What is AIR doing today? AIR is currently working with multiple partners, including the Department of Education, United Nations (http://www.air.org/focus-area/international-development/) , the Bill and Melinda Gates Foundation, and Open Society Institute (George Soros), (http://www.air.org/about/?fa=viewContent&content_id=351) to “conduct and apply the best behavioral and social science research evaluation towards improving peoples’ lives, with a special emphasis on the disadvantaged.” AIR prides itself on its "long history of contributing to evidence-based social change."

What does this mean for the Alpine School District, or even the State of Utah?

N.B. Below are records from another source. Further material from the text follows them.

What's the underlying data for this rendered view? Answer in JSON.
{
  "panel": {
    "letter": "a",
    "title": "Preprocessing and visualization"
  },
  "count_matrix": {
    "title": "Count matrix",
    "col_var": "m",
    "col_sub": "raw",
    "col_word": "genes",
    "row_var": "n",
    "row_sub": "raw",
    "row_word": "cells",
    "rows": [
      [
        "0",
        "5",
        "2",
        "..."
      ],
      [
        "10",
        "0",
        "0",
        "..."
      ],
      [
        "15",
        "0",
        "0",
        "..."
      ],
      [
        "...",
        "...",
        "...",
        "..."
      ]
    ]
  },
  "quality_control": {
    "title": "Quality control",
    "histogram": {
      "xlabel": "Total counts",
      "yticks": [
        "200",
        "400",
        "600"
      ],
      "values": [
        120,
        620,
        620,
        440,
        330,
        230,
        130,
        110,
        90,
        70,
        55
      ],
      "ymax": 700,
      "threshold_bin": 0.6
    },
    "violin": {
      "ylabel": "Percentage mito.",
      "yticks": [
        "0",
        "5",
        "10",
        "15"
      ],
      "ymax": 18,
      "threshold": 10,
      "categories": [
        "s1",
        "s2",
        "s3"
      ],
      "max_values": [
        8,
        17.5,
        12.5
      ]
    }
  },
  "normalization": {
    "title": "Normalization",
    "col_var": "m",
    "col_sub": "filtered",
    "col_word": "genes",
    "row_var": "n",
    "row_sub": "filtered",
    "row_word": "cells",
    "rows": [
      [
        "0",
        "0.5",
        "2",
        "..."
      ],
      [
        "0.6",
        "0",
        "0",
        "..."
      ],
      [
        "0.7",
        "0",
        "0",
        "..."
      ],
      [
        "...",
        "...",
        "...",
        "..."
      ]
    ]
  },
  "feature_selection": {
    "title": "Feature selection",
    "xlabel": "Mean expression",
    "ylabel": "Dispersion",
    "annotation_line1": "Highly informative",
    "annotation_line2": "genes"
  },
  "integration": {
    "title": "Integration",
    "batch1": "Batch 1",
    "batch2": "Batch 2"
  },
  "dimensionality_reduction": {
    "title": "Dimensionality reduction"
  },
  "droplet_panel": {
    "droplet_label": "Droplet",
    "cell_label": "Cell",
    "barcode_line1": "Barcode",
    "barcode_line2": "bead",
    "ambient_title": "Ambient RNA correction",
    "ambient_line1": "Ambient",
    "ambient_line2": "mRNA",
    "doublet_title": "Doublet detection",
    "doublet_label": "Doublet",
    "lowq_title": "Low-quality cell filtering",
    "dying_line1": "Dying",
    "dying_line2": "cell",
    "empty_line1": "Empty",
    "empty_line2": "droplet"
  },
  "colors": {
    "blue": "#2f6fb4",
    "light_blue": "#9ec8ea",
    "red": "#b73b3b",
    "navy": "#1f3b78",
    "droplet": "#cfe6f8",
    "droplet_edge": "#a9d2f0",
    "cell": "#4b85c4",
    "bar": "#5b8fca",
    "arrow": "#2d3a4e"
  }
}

In 2012 USOE developed the USOE Technology Standards 2012 (http://www.setda.org/c/document_library/get_file?folderId=169&name=DLFE-1560.pdf) . One of the standards is to have a network-enabled computing device capable of providing access to the school’s technology resources. A purpose of this is for the understanding “human, cultural, and societal issues related to technology and practice legal and ethical behavior.” I don’t think it’s a stretch to think that AIR will be heavily involved with this.

AIR will be developing these assessments, which will include behavioral questions. It’s what they do. One of their primary objectives is to use this data not only in collaboration with other states in relation to common core, but also in collaboration with the United Nations.

With the recent amendments to the FERPA laws, the question becomes what will we as parents do right now to protect the privacy of our children?

Come to the meeting next Thursday at 4pm at the Alpine School District Office Building and get informed!